Fall 2017 Lecture Series
Tuesday, November 14, 2017
Finding Richard IIIDr. Turi King is a molecular geneticist in the Department of Genetics and Genome Biology at the University of Leicester whose work bridges fields including archaeology, history, and geography. Dr. King led the international research team’s discovery of the skeletal remains of King Richard III under a car park in Leicester, England more than 500 years after his death. The research team included archeologists with expertise in historical ruins analysis to identify likely burial spots and bone experts to analyze the age, sex, and health of the remains and compare signs of battle injury with the historic record of his death. It also included geneticists to extract useable DNA from the available tissues and historians to conduct the genealogical analysis to identify surviving modern-day descendants to whom Richard’s DNA could be compared.

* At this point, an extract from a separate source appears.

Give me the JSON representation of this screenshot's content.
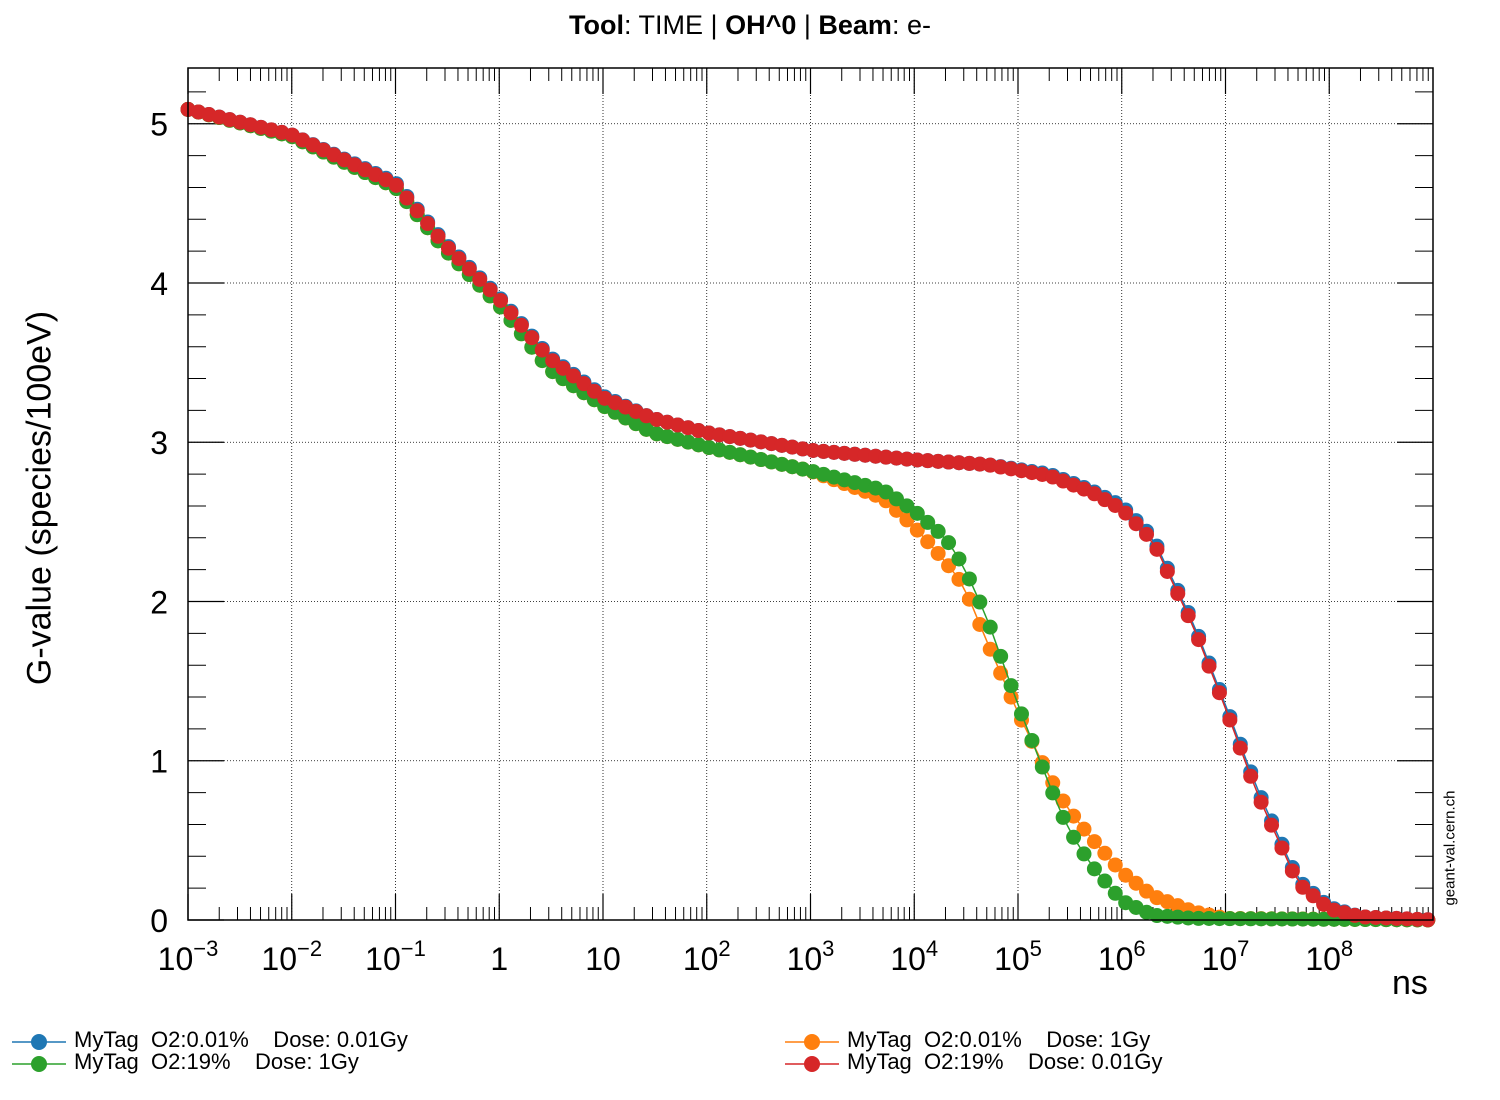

Dr. King’s confirmation of the remains of King Richard III closes what is probably the oldest forensic case to date. Her talk will narrate this process of discovery and the vast public interest that this discovery engendered.
Coevolution of Learning and Data-Acquisition Mechanisms: A Model for Cognitive Evolution | Arnon Lotem | November 15, 2017
Wednesday, November 15
Coevolution of Learning and Data-Acquisition Mechanisms: A Model for Cognitive Evolution
A fundamental and frequently overlooked aspect of animal learning is its reliance on compatibility between the learning rules used and the attentional and motivational mechanisms directing them to process the relevant data (called here data-acquisition mechanisms). We propose that this coordinated action, which may first appear fragile and error prone, is in fact extremely powerful, and critical for understanding cognitive evolution. Using basic examples from imprinting and associative learning, we argue that by coevolving to handle the natural distribution of data in the animal's environment, learning and data-acquisition mechanisms are tuned jointly so as to facilitate effective learning using relatively little memory and computation. We then suggest that this coevolutionary process offers a feasible path for the incremental evolution of complex cognitive systems, because it can greatly simplify learning. This is illustrated by considering how animals and humans can use these simple mechanisms to learn complex patterns and represent them in the brain.
The Transition to Foraging for Dense and Predictable Resources and Its Impact on the Evolution of Modern Humans | Curtis Marean | December 1, 2017
The Transition to Foraging for Dense and Predictable Resources and Its Impact on the Evolution of Modern Humans
Scientists have identified a series of milestones in the evolution of the human food quest that they anticipate had far-reaching impacts on biological, behavioral and cultural evolution: the inclusion of substantial portions of meat, the broad-spectrum revolution and the transition to food production. The foraging shift to dense and predictable resources is another key milestone that had consequential impacts on the later part of human evolution. The theory of economic defendability predicts that this shift had an important consequence—elevated levels of intergroup territoriality and conflict. In this talk, I integrate this theory with a well-established general theory of hunter–gatherer adaptations and make predictions for the sequence of appearance of several evolved traits of modern humans. I review the distribution of dense and predictable resources in Africa and argue that they occur only in aquatic contexts (coasts, rivers and lakes). The paleoanthropological empirical record contains recurrent evidence for a shift to the exploitation of dense and predictable resources by 110 000 years ago, and the first known occurrence is in a marine coastal context in South Africa. Some theory predicts that this elevated conflict would have provided the conditions for selection for the hyperprosocial behaviors unique to modern humans.